La dote del silencio

Status: Terminada
Genre:Matrimonio arreglado / Amor eterno / Enfermizo / Completas
Popularitas:6.8k
Nilai: 5
nombre de autor: Santi Suki

Valeria creció entre los surcos de una plantación de té, sin padres, con una pierna que nunca sanó del todo y unos tíos que la trataban como sirvienta. El día que Don Alejandro Montemayor, el patriarca más poderoso de la región, ofrece un millón de dólares de dote para casar a su nieto, los tíos de Valeria no dudan en venderla al mejor postor.

Sebastián Montemayor es el heredero de un imperio del té. Es brillante, observador y reservado. También es sordo desde los diez años, cuando un accidente que nadie ha logrado explicar le arrebató la audición y a su padre. Todas las mujeres que le han presentado lo han rechazado.

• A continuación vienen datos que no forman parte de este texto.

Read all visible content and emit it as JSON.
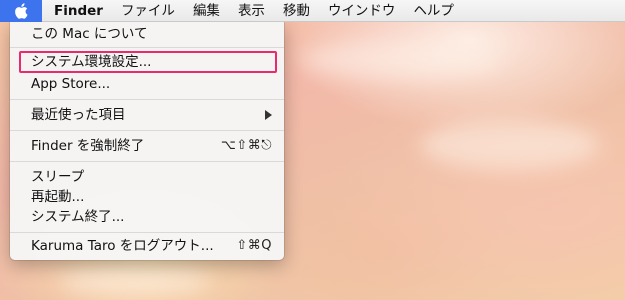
{
  "menubar": {
    "apple_icon": "apple-logo-icon",
    "app_name": "Finder",
    "items": [
      "ファイル",
      "編集",
      "表示",
      "移動",
      "ウインドウ",
      "ヘルプ"
    ]
  },
  "apple_menu": {
    "about": "この Mac について",
    "system_preferences": "システム環境設定...",
    "app_store": "App Store...",
    "recent_items": "最近使った項目",
    "force_quit": {
      "label": "Finder を強制終了",
      "shortcut": "⌥⇧⌘⎋"
    },
    "sleep": "スリープ",
    "restart": "再起動...",
    "shut_down": "システム終了...",
    "log_out": {
      "label": "Karuma Taro をログアウト...",
      "shortcut": "⇧⌘Q"
    }
  },
  "colors": {
    "highlight_outline": "#ea2a6f",
    "apple_menu_active": "#3d73ec"
  }
}
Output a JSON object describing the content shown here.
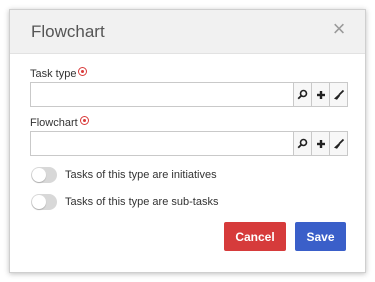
{
  "dialog": {
    "title": "Flowchart",
    "close_glyph": "×"
  },
  "fields": {
    "task_type": {
      "label": "Task type",
      "value": "",
      "placeholder": ""
    },
    "flowchart": {
      "label": "Flowchart",
      "value": "",
      "placeholder": ""
    }
  },
  "field_icons": [
    "search-icon",
    "plus-icon",
    "clear-brush-icon"
  ],
  "toggles": {
    "initiatives": {
      "label": "Tasks of this type are initiatives",
      "on": false
    },
    "subtasks": {
      "label": "Tasks of this type are sub-tasks",
      "on": false
    }
  },
  "buttons": {
    "cancel": "Cancel",
    "save": "Save"
  },
  "colors": {
    "cancel": "#d63b3b",
    "save": "#3a5fc9",
    "required": "#d93a3a"
  }
}
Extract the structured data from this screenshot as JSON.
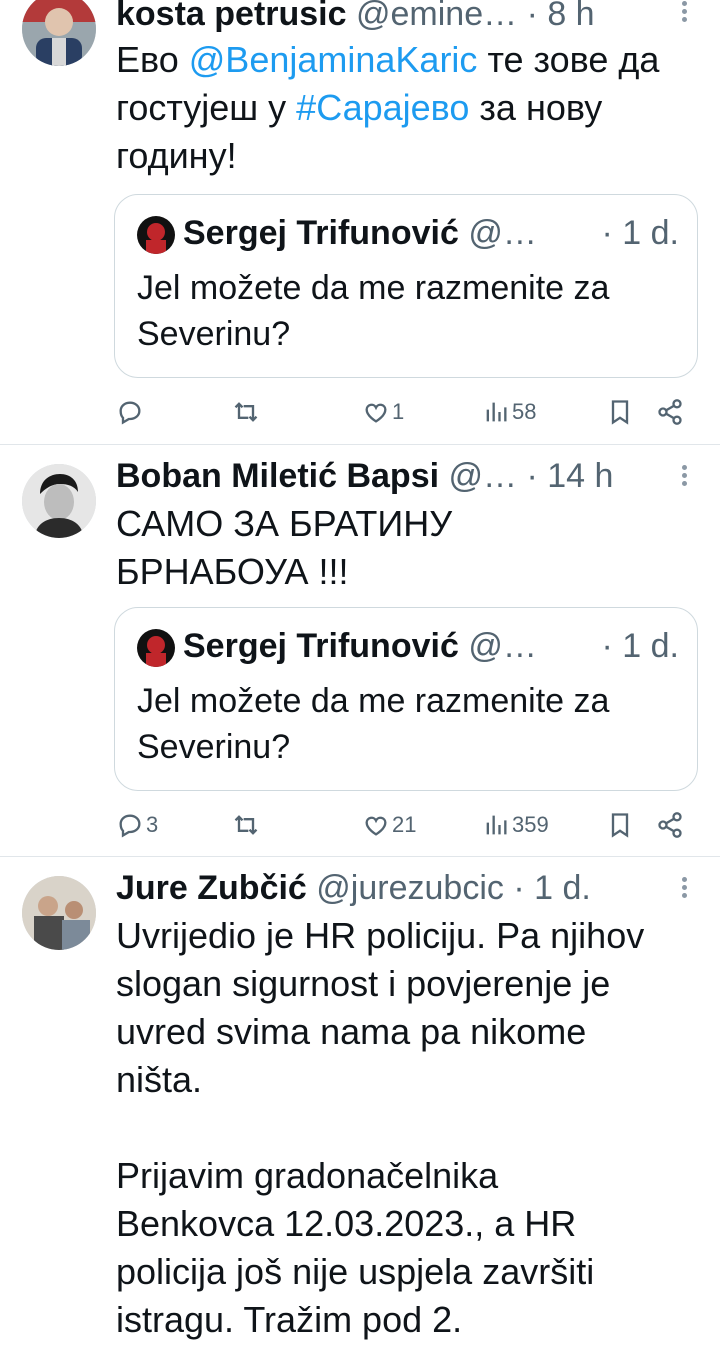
{
  "tweets": [
    {
      "name": "kosta petrusic",
      "handle": "@emine…",
      "time": "· 8 h",
      "text_parts": [
        "Ево ",
        "@BenjaminaKaric",
        " те зове да\nгостујеш у ",
        "#Сарајево",
        " за нову\nгодину!"
      ],
      "quote": {
        "name": "Sergej Trifunović",
        "handle": "@…",
        "time": "· 1 d.",
        "text": "Jel možete da me razmenite za\nSeverinu?"
      },
      "actions": {
        "replies": "",
        "retweets": "",
        "likes": "1",
        "views": "58"
      }
    },
    {
      "name": "Boban Miletić Bapsi",
      "handle": "@…",
      "time": "· 14 h",
      "text": "САМО ЗА БРАТИНУ\nБРНАБОУА !!!",
      "quote": {
        "name": "Sergej Trifunović",
        "handle": "@…",
        "time": "· 1 d.",
        "text": "Jel možete da me razmenite za\nSeverinu?"
      },
      "actions": {
        "replies": "3",
        "retweets": "",
        "likes": "21",
        "views": "359"
      }
    },
    {
      "name": "Jure Zubčić",
      "handle": "@jurezubcic",
      "time": "· 1 d.",
      "text": "Uvrijedio je HR policiju. Pa njihov\nslogan sigurnost i povjerenje je\nuvred svima nama pa nikome\nništa.\n\nPrijavim gradonačelnika\nBenkovca 12.03.2023., a HR\npolicija još nije uspjela završiti\nistragu. Tražim pod 2."
    }
  ],
  "icons": {
    "reply": "reply-icon",
    "retweet": "retweet-icon",
    "like": "heart-icon",
    "views": "views-icon",
    "bookmark": "bookmark-icon",
    "share": "share-icon",
    "more": "more-icon"
  },
  "colors": {
    "link": "#1d9bf0",
    "muted": "#536471",
    "border": "#cfd9de"
  }
}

Cuando Valeria aparece frente a él con un vestido prestado y una marca roja en la mejilla, Sebastián no ve a una novia sumisa: ve a alguien que esconde heridas.

Lo que comienza como un matrimonio arreglado entre dos personas rotas se transforma en algo inesperado. Poco a poco, entre torpezas, silencios elocuentes y pequeños actos de valentía cotidiana, Valeria y Sebastián descubren que sus vidas estuvieron entrelazadas mucho antes de conocerse.

Pero el pasado guarda secretos peligrosos. Un hombre poderoso lleva décadas ocultando una verdad que podría destruirlo todo, y hará lo que sea necesario para que esa verdad no salga a la luz. Cuando la búsqueda de justicia pone en la mira a quienes Sebastián más quiere, el silencio deja de ser refugio y se convierte en campo de batalla.

NovelToon tiene autorización de Santi Suki para publicar esa obra, el contenido del mismo representa el punto de vista del autor, y no el de NovelToon.

Capítulo 32

Tras descansar un rato y dejar las cosas en la habitación, Valeria volvió a salir a la terraza de la villa. La mirada se le fue de nuevo hacia la playa y el rostro se le iluminó al instante.

—Cariño.

Sebastián, que estaba sirviéndose una bebida, se volvió.

—Dime.

—¿Podemos ir a la playa?

Sebastián siguió la dirección de los ojos de su esposa. Esbozó una sonrisa breve.

—Claro.

Al oír la respuesta, Valeria casi dio un salto de alegría.

—¿De verdad?

—Sí.

—¡Qué bien!

Al ver la sonrisa despreocupada de Valeria, Sebastián negó con la cabeza sin dejar de sonreír. Hacía mucho que no veía a alguien capaz de ser tan feliz por algo tan sencillo.

Minutos después, los dos caminaban ya por la orilla. Valeria se quitó las sandalias y pisó la arena, que se sentía suave bajo las plantas de sus pies.

—Qué blandita —murmuró, maravillada.

Al poco rato una ola pequeña llegó a rozarle los pies. Valeria soltó una risita espontánea.

—¡Sebastián! ¡El agua me persigue!

Sebastián, al ver las ocurrencias de su esposa, no pudo contener la sonrisa.

—Así son las olas.

Valeria rio con más ganas. De vez en cuando aceleraba el paso con su andar ligeramente desigual, esquivando las olas. Sin embargo, segundos después volvía a acercarse para que el agua le tocara los pies otra vez.

Ver a Valeria jugar como una niña hizo que Sebastián se dejara arrastrar por el momento. Durante años había vivido con expresión impasible y la mente atestada de trabajo. Pero aquella tarde, sin advertirlo, una carcajada franca le brotó de los labios.

Valeria, al escucharlo, giró la cabeza de inmediato. Los ojos se le abrieron de par en par.

—Sebastián.

—¿Qué?

—Resulta que sabes reírte fuerte.

Sebastián cayó en la cuenta de que estaba sonriendo. Carraspeó.

—Es... solo un poco.

Valeria le dedicó una sonrisa amplia.

—Tienes una risa bonita.

Aquel comentario sencillo hizo que Sebastián volviera a sonreír sin darse cuenta.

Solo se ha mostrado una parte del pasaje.